そりゃあ調書も取れなくなる。俺が精術師であったとしても、やっていられなくなるだろう。
「……今日からの予定はどうなっていますか?」
ため息交じりに尋ねれば、彼はやや考えた後に口を開いた。
「実は昨日の大捕り物とナスタチウム先輩バタンキュー事件の影響で、暫くほとんどのチームが二進も三進もいかなくなくなっているんです。無理やりどこかに隙間を作れる人はいるかもしれませんが……その寄せ集めのメンバーで、拗れている状態の精術師から穏便に調書を取れるかは、ちょっと」
ありがたい事に、俺が事を穏便に済ませたい事まで考慮して貰えている。
それにしても、タイミングが悪い。
ナスタチウムさんが倒れた影響でごたごたしているだけならまだしも、大捕り物が重なり、更にこの仕事。いっその事、この件だけでも外注してしまいたい。
「……ああ、なるほど。依頼出来ればいいのか」
「何か案が?」
素直に頷き、続ける。
「調書を取る件だけ、知り合いの何でも屋に依頼してはどうか、という話です」
「許可、出ますかね?」
「話してみても損は無いでしょう。最近その何でも屋に、精術師が入ったという話ですから」
「精術師同士なら上手くいくかもしれませんもんね!」
ペンステモンさんが明るく笑ったので、「そうですね」と相槌を打った。
そうと決まれば上に話をしてきたい。駄目なら駄目で、別の方法を考えるしかないのだから。

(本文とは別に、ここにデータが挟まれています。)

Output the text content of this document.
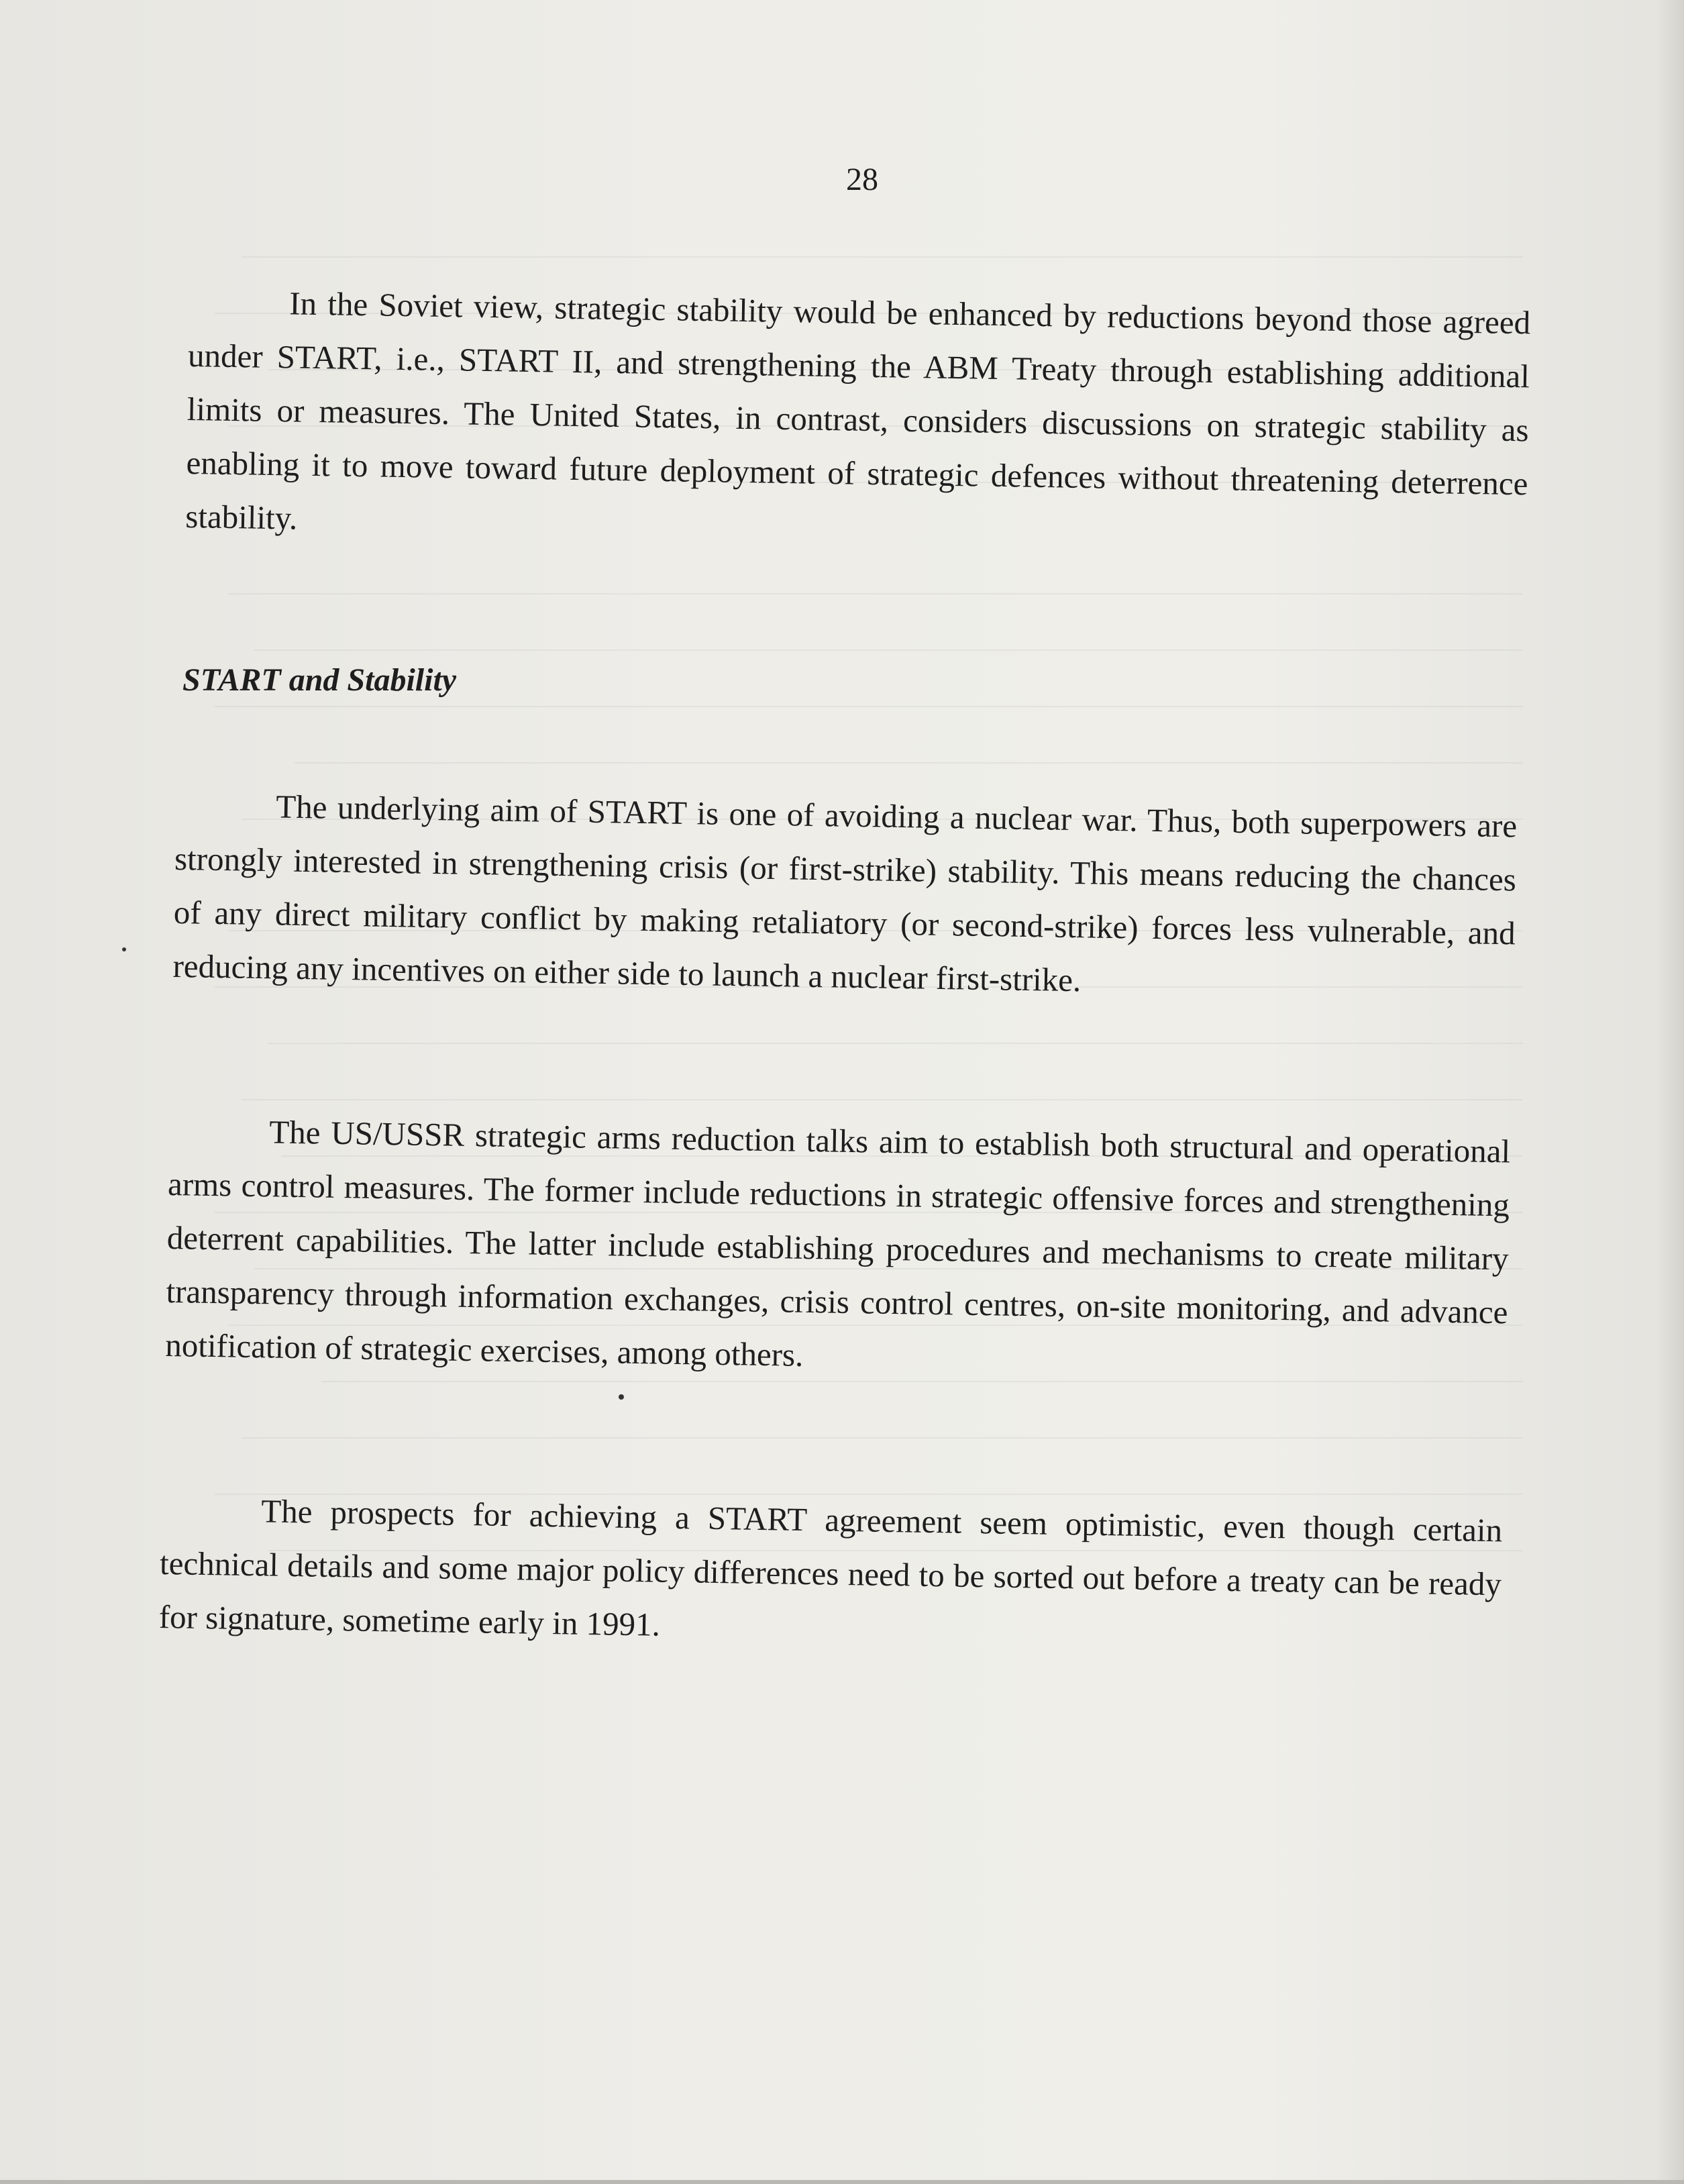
28

In the Soviet view, strategic stability would be enhanced by reductions beyond those agreed under START, i.e., START II, and strengthening the ABM Treaty through establishing additional limits or measures. The United States, in contrast, considers discussions on strategic stability as enabling it to move toward future deployment of strategic defences without threatening deterrence stability.

START and Stability

The underlying aim of START is one of avoiding a nuclear war. Thus, both superpowers are strongly interested in strengthening crisis (or first-strike) stability. This means reducing the chances of any direct military conflict by making retaliatory (or second-strike) forces less vulnerable, and reducing any incentives on either side to launch a nuclear first-strike.

The US/USSR strategic arms reduction talks aim to establish both structural and operational arms control measures. The former include reductions in strategic offensive forces and strengthening deterrent capabilities. The latter include establishing procedures and mechanisms to create military transparency through information exchanges, crisis control centres, on-site monitoring, and advance notification of strategic exercises, among others.

The prospects for achieving a START agreement seem optimistic, even though certain technical details and some major policy differences need to be sorted out before a treaty can be ready for signature, sometime early in 1991.
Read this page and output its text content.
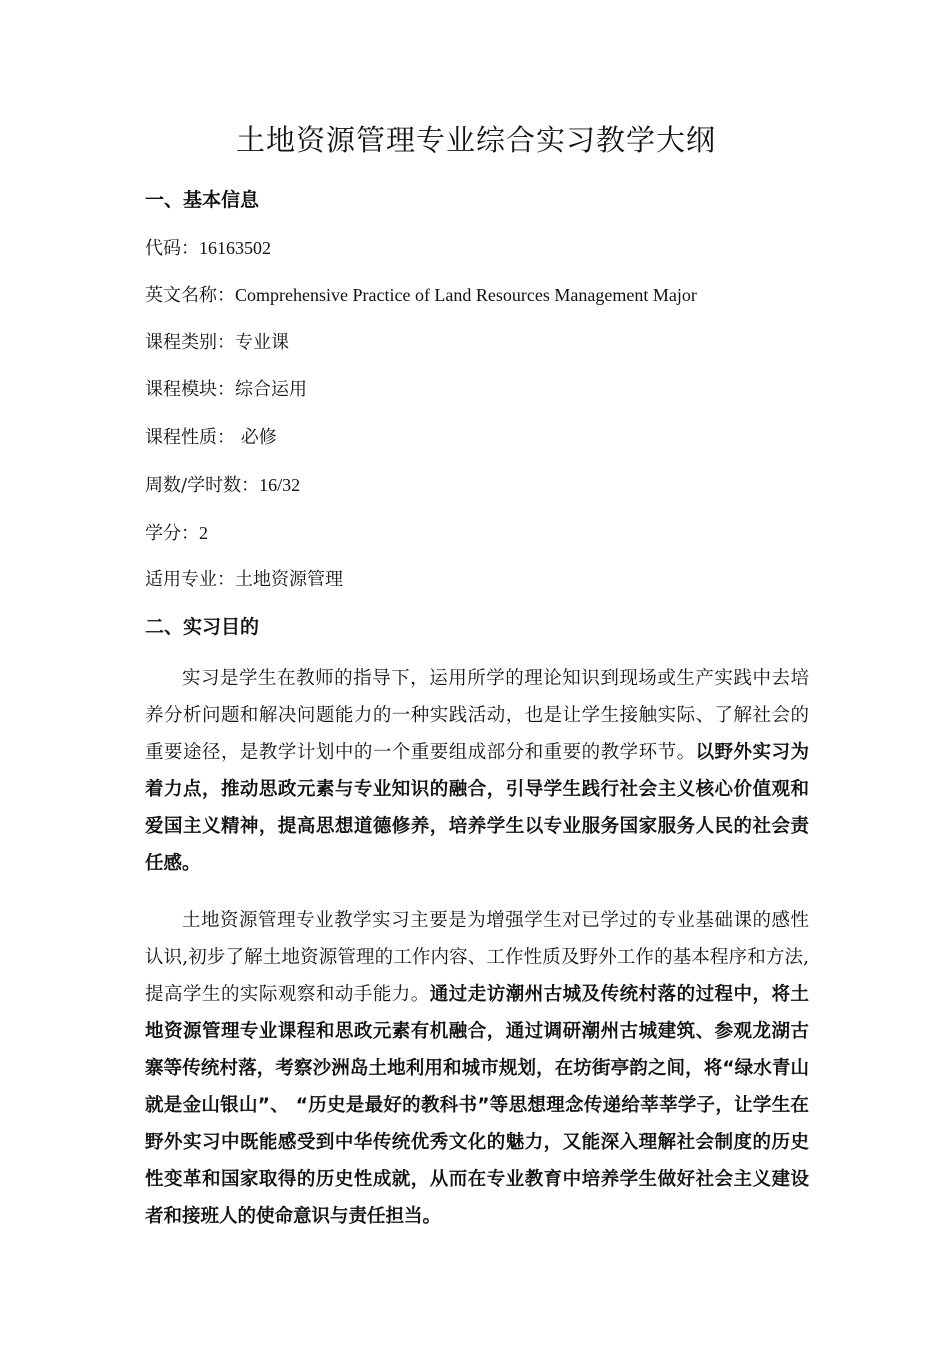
土地资源管理专业综合实习教学大纲
一、基本信息

代码：16163502

英文名称：Comprehensive Practice of Land Resources Management Major

课程类别：专业课

课程模块：综合运用

课程性质： 必修

周数/学时数：16/32

学分：2

适用专业：土地资源管理

二、实习目的

实习是学生在教师的指导下，运用所学的理论知识到现场或生产实践中去培养分析问题和解决问题能力的一种实践活动，也是让学生接触实际、了解社会的重要途径，是教学计划中的一个重要组成部分和重要的教学环节。以野外实习为着力点，推动思政元素与专业知识的融合，引导学生践行社会主义核心价值观和爱国主义精神，提高思想道德修养，培养学生以专业服务国家服务人民的社会责任感。

土地资源管理专业教学实习主要是为增强学生对已学过的专业基础课的感性认识,初步了解土地资源管理的工作内容、工作性质及野外工作的基本程序和方法,提高学生的实际观察和动手能力。通过走访潮州古城及传统村落的过程中，将土地资源管理专业课程和思政元素有机融合，通过调研潮州古城建筑、参观龙湖古寨等传统村落，考察沙洲岛土地利用和城市规划，在坊街亭韵之间，将“绿水青山就是金山银山”、 “历史是最好的教科书”等思想理念传递给莘莘学子，让学生在野外实习中既能感受到中华传统优秀文化的魅力，又能深入理解社会制度的历史性变革和国家取得的历史性成就，从而在专业教育中培养学生做好社会主义建设者和接班人的使命意识与责任担当。
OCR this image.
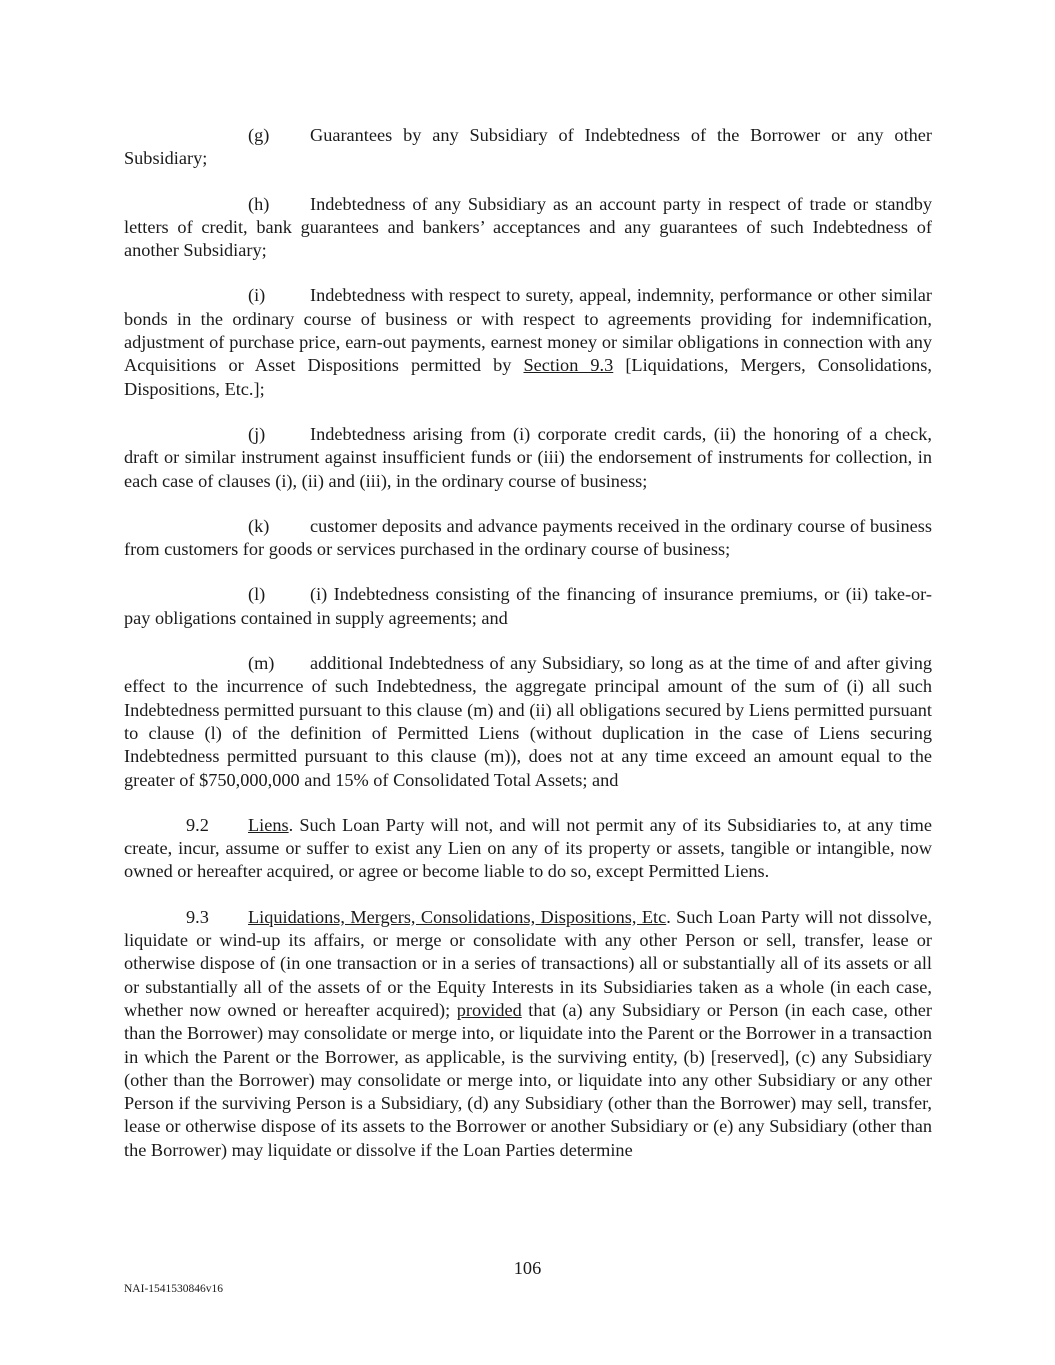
(g) Guarantees by any Subsidiary of Indebtedness of the Borrower or any other Subsidiary;

(h) Indebtedness of any Subsidiary as an account party in respect of trade or standby letters of credit, bank guarantees and bankers’ acceptances and any guarantees of such Indebtedness of another Subsidiary;

(i) Indebtedness with respect to surety, appeal, indemnity, performance or other similar bonds in the ordinary course of business or with respect to agreements providing for indemnification, adjustment of purchase price, earn-out payments, earnest money or similar obligations in connection with any Acquisitions or Asset Dispositions permitted by Section 9.3 [Liquidations, Mergers, Consolidations, Dispositions, Etc.];

(j) Indebtedness arising from (i) corporate credit cards, (ii) the honoring of a check, draft or similar instrument against insufficient funds or (iii) the endorsement of instruments for collection, in each case of clauses (i), (ii) and (iii), in the ordinary course of business;

(k) customer deposits and advance payments received in the ordinary course of business from customers for goods or services purchased in the ordinary course of business;

(l) (i) Indebtedness consisting of the financing of insurance premiums, or (ii) take-or-pay obligations contained in supply agreements; and

(m) additional Indebtedness of any Subsidiary, so long as at the time of and after giving effect to the incurrence of such Indebtedness, the aggregate principal amount of the sum of (i) all such Indebtedness permitted pursuant to this clause (m) and (ii) all obligations secured by Liens permitted pursuant to clause (l) of the definition of Permitted Liens (without duplication in the case of Liens securing Indebtedness permitted pursuant to this clause (m)), does not at any time exceed an amount equal to the greater of $750,000,000 and 15% of Consolidated Total Assets; and

9.2 Liens. Such Loan Party will not, and will not permit any of its Subsidiaries to, at any time create, incur, assume or suffer to exist any Lien on any of its property or assets, tangible or intangible, now owned or hereafter acquired, or agree or become liable to do so, except Permitted Liens.

9.3 Liquidations, Mergers, Consolidations, Dispositions, Etc. Such Loan Party will not dissolve, liquidate or wind-up its affairs, or merge or consolidate with any other Person or sell, transfer, lease or otherwise dispose of (in one transaction or in a series of transactions) all or substantially all of its assets or all or substantially all of the assets of or the Equity Interests in its Subsidiaries taken as a whole (in each case, whether now owned or hereafter acquired); provided that (a) any Subsidiary or Person (in each case, other than the Borrower) may consolidate or merge into, or liquidate into the Parent or the Borrower in a transaction in which the Parent or the Borrower, as applicable, is the surviving entity, (b) [reserved], (c) any Subsidiary (other than the Borrower) may consolidate or merge into, or liquidate into any other Subsidiary or any other Person if the surviving Person is a Subsidiary, (d) any Subsidiary (other than the Borrower) may sell, transfer, lease or otherwise dispose of its assets to the Borrower or another Subsidiary or (e) any Subsidiary (other than the Borrower) may liquidate or dissolve if the Loan Parties determine

106
NAI-1541530846v16
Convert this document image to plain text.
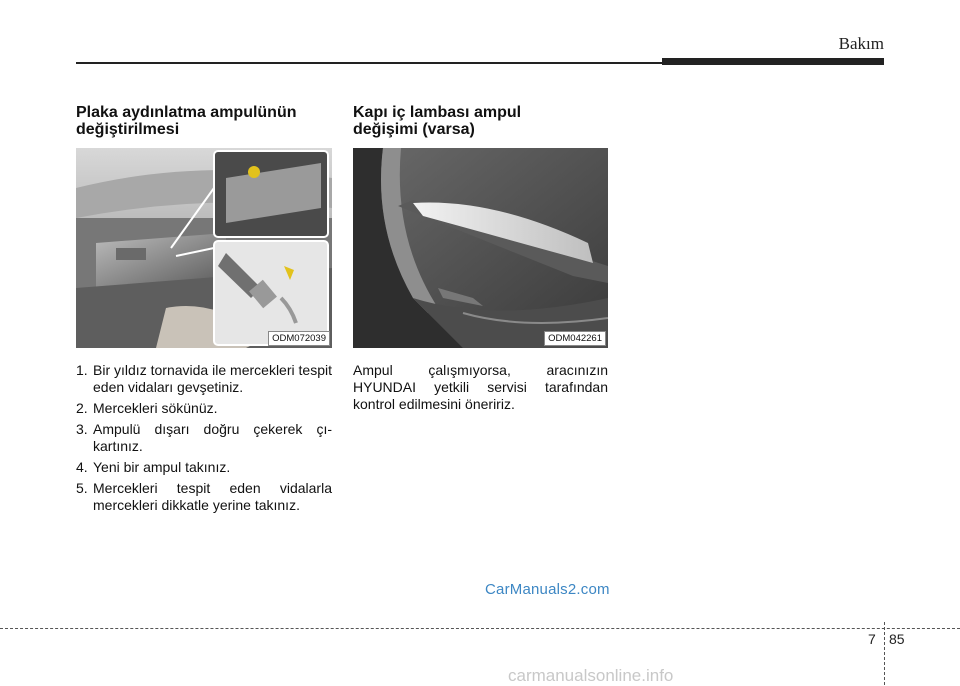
Bakım
Plaka aydınlatma ampulünün
değiştirilmesi
ODM072039
1. Bir yıldız tornavida ile mercekleri tespit eden vidaları gevşetiniz.
2. Mercekleri sökünüz.
3. Ampulü dışarı doğru çekerek çı-kartınız.
4. Yeni bir ampul takınız.
5. Mercekleri tespit eden vidalarla mercekleri dikkatle yerine takınız.
Kapı iç lambası ampul
değişimi (varsa)
ODM042261

Ampul çalışmıyorsa, aracınızın HYUNDAI yetkili servisi tarafından kontrol edilmesini öneririz.

CarManuals2.com
7 85
carmanualsonline.info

「あ、でもその前に、クレソンさんと話し合った方が良いですよ」
「そうですね」
ここは同僚とも話しておきたいのは確かだ。まして彼は、自分の順番を飛ばされるのを嫌う。
「おはようございます」
丁度いいタイミングで、クレソンさんが出勤してきた。
「クレソンさん、ちょっと」
「何ですか? ……面倒事でも?」
頷くと、僅かに顔を顰めながらも俺の傍にまで来てくれる。これまでの経緯と案を軽く話せば「うーん」と、表情をより厳しくさせた。
「他の人には頼めませんか?」
「関係が拗れている事が想定されますので、出来れば修復もしておきたいんです。今の内に」
「まぁ、放っておくわけにはいかないですが」
クレソンさんは眉間に出来た皺をほぐしつつ、大きな大きなため息を吐く。
「火種は小さなうちに消しておきたい、というお気持ちは分かりますが、外に恥を広げるのをどう捉えられるか」
ふむ。管理官としての外聞を気にしているのか。更に言えば、この外聞が悪くなる可能性の提案をクレソンさんからの物であると思われたくない、と。
問題がそれだけなら、話は簡単だ。
「あくまで私からの提案、という事で、バンクシアさんに話を通すのであればどうでしょうか?」
「……まぁ、いいでしょう。許可されなかった時に備え、他の案をいくつか考えておきますので、結果が出たらお知らせ下さい」
「はい」
俺の想像は当たっていたらしい。バンクシアさんに通してもいいと許可が出た上、他の案を考えていてもらえるのなら、それに越したことは無い。
少しだけ胸を撫で下ろし、その足でバンクシアさんの元へと向かった。